Yapay zeka insan dilini anlayabiliyor, dolayısıyla her e-postanın içeriğini analiz edebiliyor. Yanıtında daha incelikli olması mı gerektiğini, yoksa daha doğrudan olması mı veya ayrıntı eklemesi mi gerektiğini anlıyor veya en azından dener.
Ayrıca e-postanın konusunu da anlayabilir ve böylece örneğin gelen mesajları etiketler, etiketler veya klasörlerle sıralayabilir.
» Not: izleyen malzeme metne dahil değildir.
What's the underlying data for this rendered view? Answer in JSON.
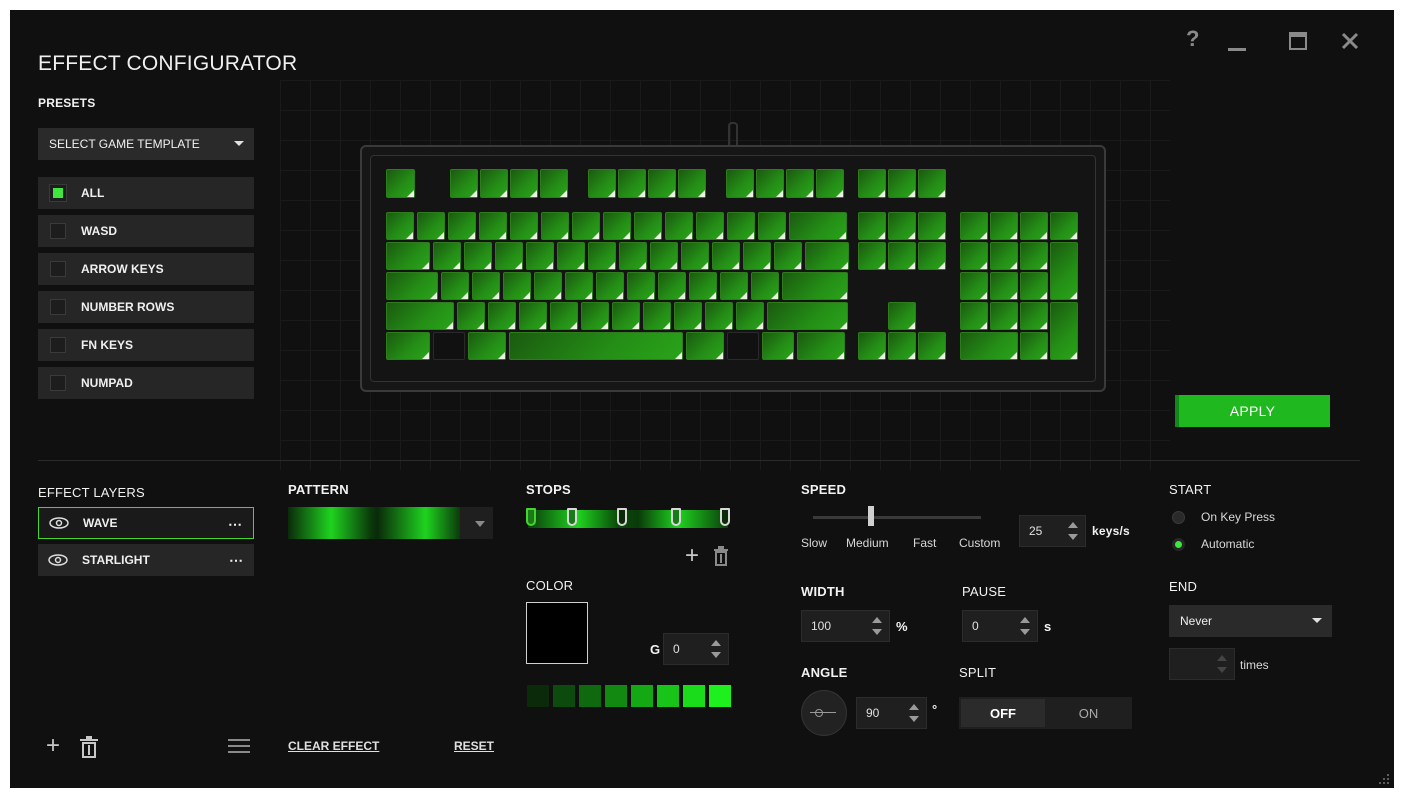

Bu şekilde, örneğin gerçekten önemli e-postalara daha iyi konsantre olabilir ve diğerlerini daha sonraya erteleyebiliriz veya konuşmalarımızı kategorilere (meslektaşlar, ortak çalışanlar, müşteriler vb.) göre sıralayarak takip edebiliriz.
E-postalar düzenlendikten sonra, bazı yanıtlama veya iletme işlevlerini otomatikleştirmek veya listeyi en yüksek önceliğe sahip olacak şekilde en üstte sıralamak için kurallar da belirleyebiliriz. Bir diğer kullanışlı özellik ise içindekiler tablosudur. E-postayı veya konunun tamamını özetleyebiliriz. Kendimizi günlerce (ya da aylarca) süren ve hatırlamakta zorlandığımız uzun konuşmalar yaparken bulduğumuzda kullanışlıdır; ya da yakın zamanda dahil olduğumuz yer.
Ayrıca daha karmaşık iş fonksiyonları da var: Yapay zeka, e-postalarda bulunan veri türlerini algılayabilir, bunları çıkarabilir ve bir veritabanı uygulamasında saklayabilir. Böylece, örneğin tüm iletişim verilerini bir e-postadan çıkarabilir ve CRM’mize ekleyebilirsiniz; Muhasebe uygulamanızı güncellemek için fatura numaralarını çıkarın.
Araç Kılavuzu
En iyi bilinen araçlardan biri, yapay zekayı (OpenAI’nin Gpt’sini temel alan) Outlook da dahil olmak üzere Office uygulamalarına entegre eden Microsoft’un Copilot Pro’sudur; ancak yalnızca Microsoft etki alanı altındaki hesaplarda çalışır. E-postaların içeriğini özetleyebilir, bir taslak oluşturabilir (söylemek istediklerimize dair bazı ipuçları vererek) veya metnimizi geliştirmek için öneriler alabiliriz (koçluk). Belki de testimizde en ilginç olanın bu fonksiyon olduğu ortaya çıktı.